Plus, I've got it in my mind to get something Carbine-like!!! (and prefer 7.62NATO!($$$))
or maybe that Marlin 45-70 Alaskan Bush gun! (something good for Photo trips, Border S&R!)


----------



## Gypsy (Nov 5, 2008)

My brother wanted to thank everyone for their input...he decided on a Smith & Wesson 40GVE and is very happy with his choice.


----------



## General Cañas (Jan 14, 2009)

Gypsy said:


> Excellent, thanks much arizonaguide!
> 
> If anyone else has any experience with these please let me know.

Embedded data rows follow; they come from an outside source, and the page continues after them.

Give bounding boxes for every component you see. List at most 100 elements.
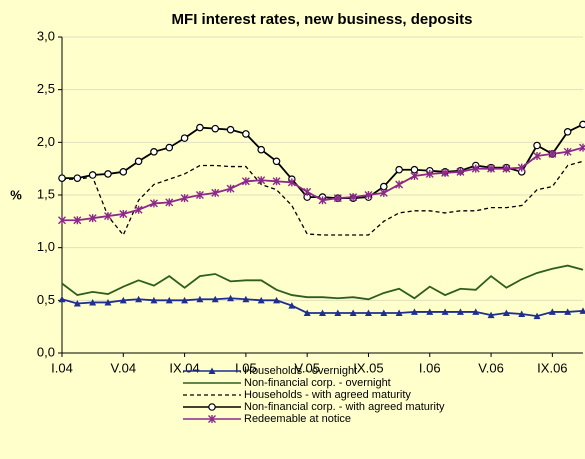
marker — [441, 308, 449, 315]
marker — [395, 180, 404, 189]
y-tick-label: 1,0 — [37, 239, 55, 254]
marker — [579, 120, 585, 129]
marker — [272, 177, 281, 186]
marker — [135, 295, 143, 303]
marker — [379, 188, 388, 197]
x-tick-label: IX.06 — [537, 360, 567, 375]
marker — [319, 309, 326, 316]
marker — [517, 163, 526, 172]
chart-title: MFI interest rates, new business, deposi… — [172, 11, 473, 28]
marker — [73, 216, 82, 225]
series-line — [62, 160, 584, 237]
marker — [487, 311, 495, 319]
marker — [364, 309, 372, 316]
marker — [241, 177, 250, 186]
marker — [333, 194, 342, 203]
marker — [472, 308, 480, 315]
marker — [58, 295, 66, 303]
y-tick-label: 0,0 — [37, 344, 55, 359]
marker — [502, 164, 511, 173]
x-tick-label: V.05 — [294, 360, 320, 375]
marker — [288, 302, 296, 309]
marker — [211, 188, 220, 197]
marker — [579, 307, 585, 314]
marker — [181, 296, 189, 304]
marker — [103, 212, 112, 221]
x-tick-label: I.04 — [51, 360, 73, 375]
marker — [410, 172, 419, 181]
marker — [211, 295, 219, 303]
y-tick-label: 3,0 — [37, 28, 55, 43]
marker — [533, 141, 541, 150]
marker — [165, 296, 173, 304]
marker — [395, 165, 403, 174]
marker — [242, 130, 250, 138]
marker — [380, 309, 388, 316]
marker — [471, 164, 480, 173]
y-tick-label: 0,5 — [37, 292, 55, 307]
marker — [487, 164, 496, 173]
marker — [165, 143, 174, 152]
marker — [379, 182, 388, 191]
marker — [426, 308, 434, 315]
marker — [88, 171, 97, 179]
marker — [196, 123, 204, 132]
y-tick-label: 1,5 — [37, 186, 55, 201]
marker — [272, 157, 281, 166]
series-line — [61, 264, 584, 301]
marker — [58, 174, 66, 182]
marker — [303, 309, 311, 316]
marker — [73, 299, 81, 307]
marker — [563, 147, 572, 156]
marker — [180, 134, 189, 142]
marker — [119, 168, 128, 176]
marker — [441, 168, 450, 177]
marker — [456, 167, 465, 176]
marker — [73, 174, 82, 182]
marker — [196, 295, 204, 303]
marker — [195, 191, 204, 199]
marker — [150, 148, 158, 156]
marker — [180, 194, 189, 203]
marker — [208, 403, 216, 411]
marker — [257, 296, 265, 304]
marker — [119, 209, 128, 218]
marker — [564, 308, 572, 315]
marker — [88, 214, 97, 223]
marker — [318, 196, 327, 205]
marker — [257, 176, 266, 185]
marker — [533, 152, 542, 161]
legend-label: Households - with agreed maturity — [244, 389, 411, 401]
marker — [273, 296, 281, 304]
marker — [349, 193, 358, 202]
marker — [349, 309, 357, 316]
marker — [456, 308, 464, 315]
marker — [165, 198, 174, 207]
y-tick-label: 2,5 — [37, 81, 55, 96]
marker — [149, 199, 158, 208]
y-tick-label: 2,0 — [37, 134, 55, 149]
marker — [410, 308, 418, 315]
marker — [119, 296, 127, 304]
x-tick-label: IX.04 — [169, 360, 199, 375]
marker — [211, 124, 220, 133]
x-tick-label: V.06 — [478, 360, 504, 375]
marker — [257, 145, 266, 154]
y-axis-label: % — [10, 187, 22, 202]
marker — [104, 298, 112, 306]
marker — [579, 143, 585, 152]
marker — [548, 149, 557, 158]
marker — [226, 125, 235, 134]
marker — [533, 312, 541, 320]
marker — [563, 128, 572, 136]
marker — [287, 178, 296, 187]
marker — [334, 309, 342, 316]
legend-label: Non-financial corp. - overnight — [244, 377, 391, 389]
marker — [518, 310, 526, 318]
marker — [104, 170, 112, 178]
marker — [395, 309, 403, 316]
marker — [150, 296, 158, 304]
marker — [303, 187, 312, 196]
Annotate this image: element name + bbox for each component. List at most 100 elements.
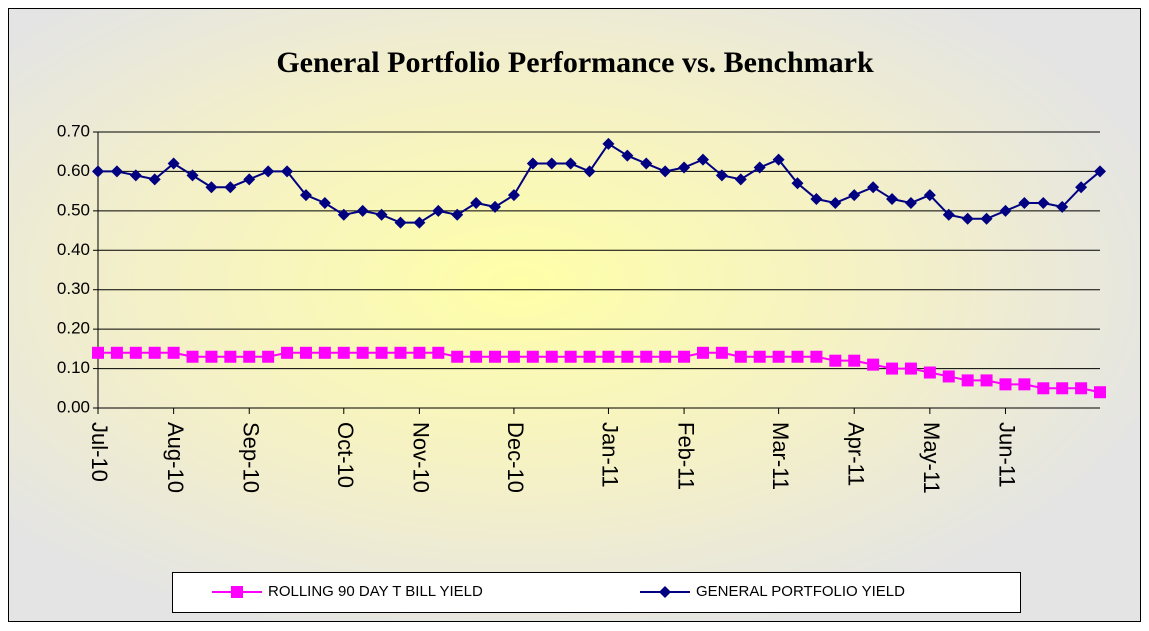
- point: [507, 350, 520, 363]
- point: [451, 350, 464, 363]
- legend-box: [172, 572, 1021, 613]
- point: [1018, 378, 1031, 391]
- x-tick-label: Dec-10: [503, 422, 528, 493]
- point: [999, 204, 1012, 217]
- point: [791, 177, 804, 190]
- point: [867, 358, 880, 371]
- y-tick-label: 0.70: [57, 121, 90, 140]
- point: [318, 196, 331, 209]
- y-tick-label: 0.00: [57, 397, 90, 416]
- legend-marker: [659, 586, 671, 598]
- point: [999, 378, 1012, 391]
- point: [394, 346, 407, 359]
- point: [262, 165, 275, 178]
- y-tick-label: 0.60: [57, 161, 90, 180]
- point: [281, 346, 294, 359]
- x-tick-label: Jul-10: [87, 422, 112, 482]
- point: [489, 350, 502, 363]
- point: [829, 354, 842, 367]
- point: [92, 165, 104, 178]
- point: [640, 157, 653, 170]
- point: [602, 350, 615, 363]
- point: [545, 157, 558, 170]
- point: [337, 208, 350, 221]
- point: [356, 204, 369, 217]
- point: [110, 165, 123, 178]
- point: [224, 350, 237, 363]
- y-tick-label: 0.40: [57, 240, 90, 259]
- x-tick-label: Aug-10: [163, 422, 188, 493]
- point: [375, 346, 388, 359]
- point: [470, 350, 483, 363]
- point: [659, 350, 672, 363]
- point: [602, 137, 615, 150]
- point: [375, 208, 388, 221]
- point: [621, 350, 634, 363]
- point: [886, 362, 899, 375]
- point: [696, 346, 709, 359]
- point: [810, 350, 823, 363]
- point: [394, 216, 407, 229]
- point: [583, 165, 596, 178]
- x-tick-label: Nov-10: [409, 422, 434, 493]
- point: [1056, 200, 1069, 213]
- point: [980, 212, 993, 225]
- point: [413, 346, 426, 359]
- point: [167, 157, 180, 170]
- point: [715, 346, 728, 359]
- point: [810, 193, 823, 206]
- point: [243, 350, 256, 363]
- x-tick-label: Oct-10: [333, 422, 358, 488]
- point: [753, 350, 766, 363]
- point: [507, 189, 520, 202]
- y-tick-label: 0.20: [57, 319, 90, 338]
- point: [583, 350, 596, 363]
- point: [129, 346, 142, 359]
- point: [867, 181, 880, 194]
- point: [432, 346, 445, 359]
- point: [848, 354, 861, 367]
- point: [489, 200, 502, 213]
- point: [904, 196, 917, 209]
- point: [129, 169, 142, 182]
- point: [791, 350, 804, 363]
- point: [1094, 165, 1106, 178]
- point: [299, 189, 312, 202]
- point: [470, 196, 483, 209]
- point: [942, 370, 955, 383]
- point: [734, 350, 747, 363]
- point: [413, 216, 426, 229]
- point: [621, 149, 634, 162]
- x-tick-label: Jan-11: [598, 422, 623, 488]
- point: [734, 173, 747, 186]
- point: [451, 208, 464, 221]
- point: [848, 189, 861, 202]
- point: [772, 350, 785, 363]
- point: [696, 153, 709, 166]
- point: [545, 350, 558, 363]
- point: [904, 362, 917, 375]
- point: [337, 346, 350, 359]
- point: [1056, 382, 1069, 395]
- legend-label: ROLLING 90 DAY T BILL YIELD: [268, 583, 483, 600]
- y-tick-label: 0.30: [57, 279, 90, 298]
- point: [1075, 382, 1088, 395]
- point: [262, 350, 275, 363]
- point: [526, 350, 539, 363]
- x-tick-label: Jun-11: [995, 422, 1020, 488]
- point: [829, 196, 842, 209]
- point: [318, 346, 331, 359]
- point: [1037, 382, 1050, 395]
- point: [281, 165, 294, 178]
- point: [923, 189, 936, 202]
- point: [205, 350, 218, 363]
- chart-frame: [8, 8, 1141, 622]
- point: [715, 169, 728, 182]
- point: [167, 346, 180, 359]
- point: [961, 212, 974, 225]
- point: [186, 169, 199, 182]
- point: [110, 346, 123, 359]
- point: [224, 181, 237, 194]
- point: [1094, 386, 1106, 399]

Hi Gypsy. I have two. The Kanuni S and the Zigana Sport (the compensated one). Both are 9mm. The guns are well finished and I feel they fit very well in my hand. I have shot over 5000 rounds on each of them and I don't recall having an issue with either. Of course, I really give good maintenance to them and even if I only shoot 1 mag (they come with 15 rounds mags) they end up in my bench for a thorough cleaning. I found out that it takes around 300 shots for these guns to break in, after that, you can get predictable groups at 25 yards with both. The Zigana Sport is more accurate and the compensation really eases the recoil. The only problem (I guess this is true for most compensated guns) is that it gets very dirty after you shoot 100+ shots. Both have decockers but a different type than the one in the CZ 75. The decocker actually decocks the gun completely and disconnects the trigger. I like this safety feature as it makes me feel safer. You can easily cock it back either side as it has ambidextrous controls. 
What I don't like about these guns is that it is very hard (almost impossible I would say) to get parts online. First, nobody in the US (that I know sells them). There is a fellow in Canada that sells them but he does not have spare parts listed in his online catalog. The maker of these guns (Trabzon in Turkey) offer nice accesories for their guns, but they wrote me some time ago telling me that they don't sell anything online and that they can only sell with an export license from their government. So, unless you are sure that there is a dealer that will find some spares and accesories for these guns, i would recommend you think it well. I like the guns and they are good quality, not cheap replicas and so far, I have not had any issues in getting parts from my local gunshop , but they don't carry any accesories (such as wood grips and adjustable sights) so the options are limited. But if you are crazy for guns like me, I think you should have some Turkish guns in your collection (Sarsilmaz, Yavuz or Tisas). Hope this helps.


----------



## Gypsy (Mar 22, 2009)

I don't know how I missed this General Canas...but thank you VERY much for all of your comments and input.  My apologies for not responding sooner.  

The fact that parts and accessories were not readily available here disuaded my brother from purchase...for now.


----------